Symptoms of IBS or irritable bowel syndrome are:

  • Abdominal pain.
  • Diarrhea or constipation.
  • Bloating.
  • Not feeling like you have finished your bowel movements.
  • Stool with mucous in it.
  • Twitching in lower abdomen.

 

AORTIC DISSECTION

Aorta is the main artery present in your body. Sometimes, the inner layer of this artery may tear down, resulting in inner and middle layers separated from each other by the blood rushing around.

Symptoms of aortic dissection include:

  • Ripping or a tearing pain in either chest or back.
  • Stomach or abdominal pain.
  • Twitching in lower abdomen.
  • Shortness of breath or dyspnea.
  • Symptoms like stroke including problems in vision, not being able to speak, or one side of the body paralysed.

 

BOWEL PERFORATION

It occurs when your intestines tear down of perforate causing all the contents of your intestines to leak into the abdomen. This is always a medical emergency. If it is left untreated it leads to infection of abdomen known as peritonitis. This may also cause bleeding, and eventually death.

Symptoms of bowel perforation are:

  • Twitching in lower abdomen.
  • Cramps.
  • Bloating.
  • Bowel habit changes.
  • Fatigue.
  • Vomiting and nausea.

 

WHEN TO SEE A DOCTOR

If twitching in lower abdomen remains for less time and is mild, it is nothing to be worried of. But if this twitching lasts for longer periods, and does not go away with anything you do, it is most likely because of some underlying problem, for which you need to get medical intervention.

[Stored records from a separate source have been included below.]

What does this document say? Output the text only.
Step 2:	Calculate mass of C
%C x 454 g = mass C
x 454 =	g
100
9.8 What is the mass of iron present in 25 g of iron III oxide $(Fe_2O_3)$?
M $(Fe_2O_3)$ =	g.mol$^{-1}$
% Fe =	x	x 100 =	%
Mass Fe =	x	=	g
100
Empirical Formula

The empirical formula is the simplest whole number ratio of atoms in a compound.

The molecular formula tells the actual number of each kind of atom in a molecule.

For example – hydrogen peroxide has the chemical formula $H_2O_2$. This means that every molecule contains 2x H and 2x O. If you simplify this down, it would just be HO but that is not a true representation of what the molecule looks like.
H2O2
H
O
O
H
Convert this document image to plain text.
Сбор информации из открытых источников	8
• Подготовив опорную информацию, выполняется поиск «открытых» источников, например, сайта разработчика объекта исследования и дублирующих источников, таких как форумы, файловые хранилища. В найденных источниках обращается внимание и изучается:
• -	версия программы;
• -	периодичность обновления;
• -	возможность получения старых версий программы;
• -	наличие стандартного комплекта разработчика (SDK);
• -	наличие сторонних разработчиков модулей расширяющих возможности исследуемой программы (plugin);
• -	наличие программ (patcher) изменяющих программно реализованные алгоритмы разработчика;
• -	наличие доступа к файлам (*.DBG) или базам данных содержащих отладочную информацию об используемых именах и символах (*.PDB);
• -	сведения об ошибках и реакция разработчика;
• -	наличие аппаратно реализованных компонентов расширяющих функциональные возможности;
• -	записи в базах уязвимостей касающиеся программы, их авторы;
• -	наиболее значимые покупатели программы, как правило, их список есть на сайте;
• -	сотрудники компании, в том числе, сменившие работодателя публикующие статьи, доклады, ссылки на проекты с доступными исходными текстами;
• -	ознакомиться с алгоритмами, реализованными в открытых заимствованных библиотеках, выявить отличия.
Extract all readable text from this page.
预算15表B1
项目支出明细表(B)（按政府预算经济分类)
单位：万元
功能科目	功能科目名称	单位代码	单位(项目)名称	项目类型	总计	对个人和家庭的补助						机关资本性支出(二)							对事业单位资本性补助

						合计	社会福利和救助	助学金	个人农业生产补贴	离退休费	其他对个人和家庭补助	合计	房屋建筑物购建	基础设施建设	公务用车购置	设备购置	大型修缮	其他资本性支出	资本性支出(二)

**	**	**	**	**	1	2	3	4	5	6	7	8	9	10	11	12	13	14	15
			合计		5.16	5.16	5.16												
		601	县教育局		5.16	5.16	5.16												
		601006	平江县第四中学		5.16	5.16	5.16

Serious symptoms that should make you seek medical help are:

  • Bowel habit changes.
  • Blood in stools.
  • Fever.
  • Vaginal bleeding.
  • Tearing pain in chest.
  • Shortness of breath.
  • Weight loss.
  • Anemia.

 

TAKEAWAY

As is with any other muscle twitching, twitching in lower abdomen is usually caused by non-serious causes that includes anxiety, stress, dehydration, unhealthy diet, ovulation, or even certain deficiencies (of minerals and vitamins).

But this, in no way, means that twitching in lower abdomen only occurs because of these causes. There are some serious causes as well including aortic dissection, bowel perforation, inflammatory bowel disease, diverticulitis, or intestinal obstruction. To prevent yourself from complications of these diseases, you have to see a doctor so that they diagnose and treat you accordingly.

There are certain complications of some disease that may prove to be dangerous for you including peritonitis (infection of abdomen by leakage of intestinal content when intestinal wall is perforated), shock, or some area of your intestines dying.